Our team at Above the Bar recently attended Pepperdine Law School’s Belonging Awards, spotlighting the school’s alumni, students, and faculty who had been especially significant in promoting Diversity, Inclusion, and Belonging. The hands-down highlight for us was having the chance to talk to one of those alumni — Judge Beverly Bourne, Pepperdine Law ’91 — during the pre-dinner mocktail hour. (Pepperdine has had a dry campus policy since its founding in 1937.) We were so delighted to chat with her, you would have thought we’d had actual Champagne!

Judge Bourne has had an incredible 25-year career in public service, working first as a public defender, and then as a Judge for the Los Angeles Superior Court. In speaking with her, she emanated kindness and empathy – it’s no wonder that she also founded an assistance program for youth experiencing homelessness. We were so happy that she earned the Alumnus Award for her impacts!

That evening, we also heard from student speakers. Kaitlyn Palmeter spoke about her student group, the National Latinx Law Students Association, which supports students of color at Pepperdine Law. And support is definitely needed. While Pepperdine is striving towards a culture of inclusion, it is still a work in progress.

As an alum, I’m happy to see the strides that my alma mater is making, particularly when comparing my experience from 2012 to how the school is now in 2022. When I was in law school, an LGBTQ alliance was prohibited, and when the school’s Refugee and Asylum Law Clinic took on a case for a gay client, it was not entirely well-received. Shortly thereafter, the Clinic was eliminated.

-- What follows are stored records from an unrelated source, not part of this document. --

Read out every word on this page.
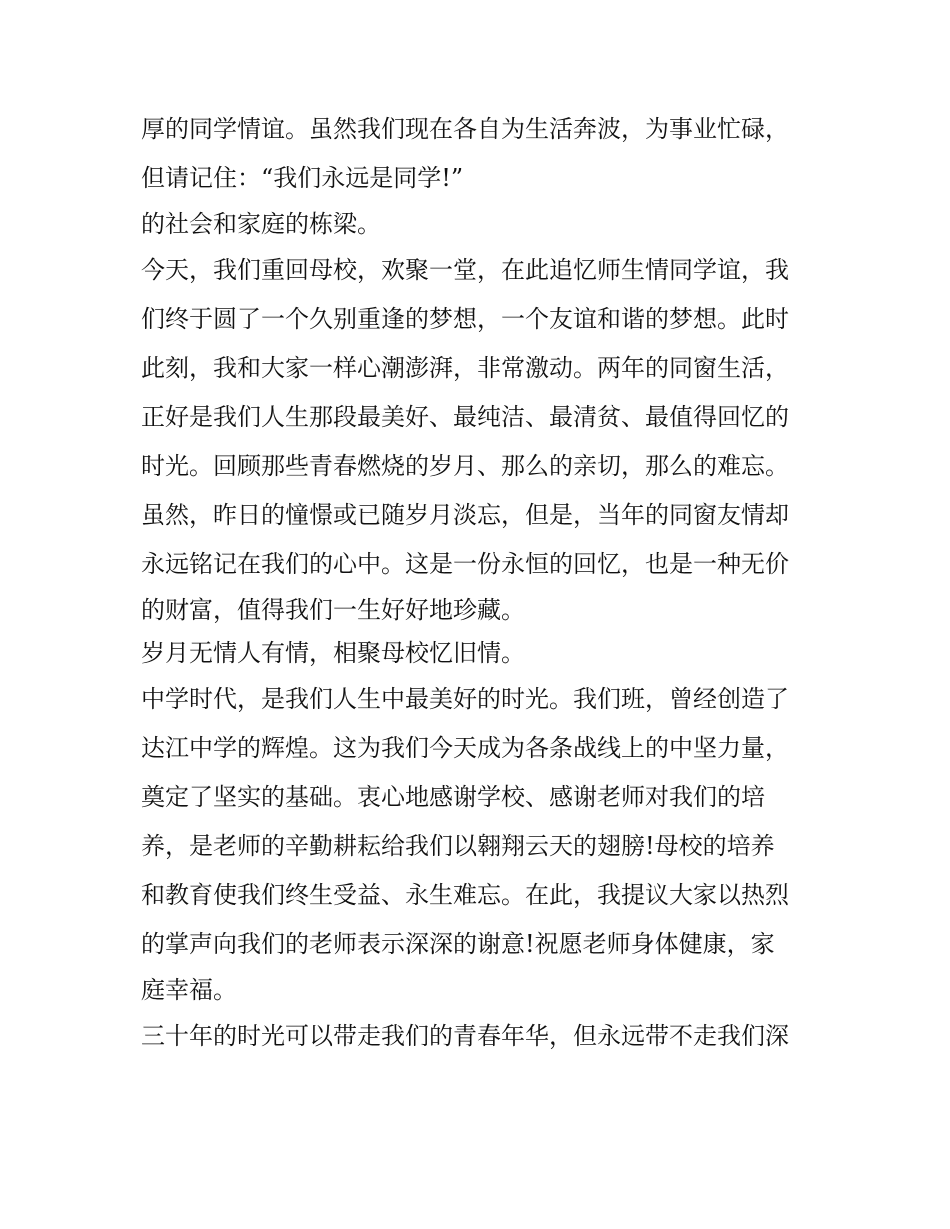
厚的同学情谊。虽然我们现在各自为生活奔波，为事业忙碌，
但请记住：“我们永远是同学!”
的社会和家庭的栋梁。
今天，我们重回母校，欢聚一堂，在此追忆师生情同学谊，我
们终于圆了一个久别重逢的梦想，一个友谊和谐的梦想。此时
此刻，我和大家一样心潮澎湃，非常激动。两年的同窗生活，
正好是我们人生那段最美好、最纯洁、最清贫、最值得回忆的
时光。回顾那些青春燃烧的岁月、那么的亲切，那么的难忘。
虽然，昨日的憧憬或已随岁月淡忘，但是，当年的同窗友情却
永远铭记在我们的心中。这是一份永恒的回忆，也是一种无价
的财富，值得我们一生好好地珍藏。
岁月无情人有情，相聚母校忆旧情。
中学时代，是我们人生中最美好的时光。我们班，曾经创造了
达江中学的辉煌。这为我们今天成为各条战线上的中坚力量，
奠定了坚实的基础。衷心地感谢学校、感谢老师对我们的培
养，是老师的辛勤耕耘给我们以翱翔云天的翅膀!母校的培养
和教育使我们终生受益、永生难忘。在此，我提议大家以热烈
的掌声向我们的老师表示深深的谢意!祝愿老师身体健康，家
庭幸福。
三十年的时光可以带走我们的青春年华，但永远带不走我们深
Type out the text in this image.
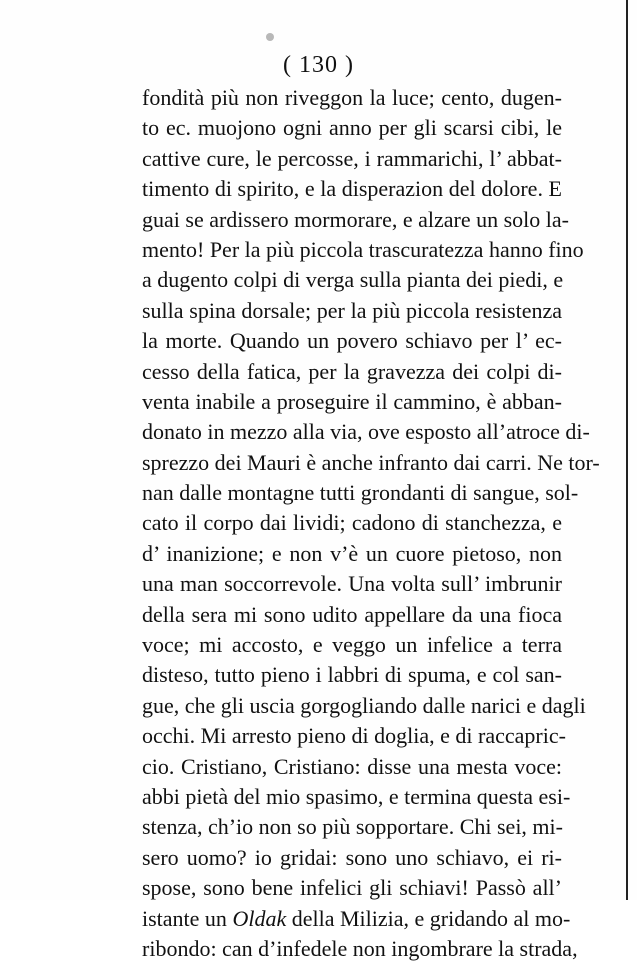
( 130 )
fondità più non riveggon la luce; cento, dugen-
to ec. muojono ogni anno per gli scarsi cibi, le
cattive cure, le percosse, i rammarichi, l’ abbat-
timento di spirito, e la disperazion del dolore. E
guai se ardissero mormorare, e alzare un solo la-
mento! Per la più piccola trascuratezza hanno fino
a dugento colpi di verga sulla pianta dei piedi, e
sulla spina dorsale; per la più piccola resistenza
la morte. Quando un povero schiavo per l’ ec-
cesso della fatica, per la gravezza dei colpi di-
venta inabile a proseguire il cammino, è abban-
donato in mezzo alla via, ove esposto all’atroce di-
sprezzo dei Mauri è anche infranto dai carri. Ne tor-
nan dalle montagne tutti grondanti di sangue, sol-
cato il corpo dai lividi; cadono di stanchezza, e
d’ inanizione; e non v’è un cuore pietoso, non
una man soccorrevole. Una volta sull’ imbrunir
della sera mi sono udito appellare da una fioca
voce; mi accosto, e veggo un infelice a terra
disteso, tutto pieno i labbri di spuma, e col san-
gue, che gli uscia gorgogliando dalle narici e dagli
occhi. Mi arresto pieno di doglia, e di raccapric-
cio. Cristiano, Cristiano: disse una mesta voce:
abbi pietà del mio spasimo, e termina questa esi-
stenza, ch’io non so più sopportare. Chi sei, mi-
sero uomo? io gridai: sono uno schiavo, ei ri-
spose, sono bene infelici gli schiavi! Passò all’
istante un Oldak della Milizia, e gridando al mo-
ribondo: can d’infedele non ingombrare la strada,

But this year, OUTLaw was named one of the school’s three most impactful organizations on campus, and Shayna Elian, the Vice President of OUTLaw was presented the Student Award for her contributions to Diversity and Belonging. It means a lot to see this type of evolution. It’s evidence that people can change, institutions can change, and society can change. And we at Above the Bar strive to be an active part of that change. As Kaitlyn Palmeter so eloquently said in her speech, it takes “introspection and self-analysis to assess how we all can continue to be more than an ally – but also an advocate … it will take everyone to create a sense of belonging.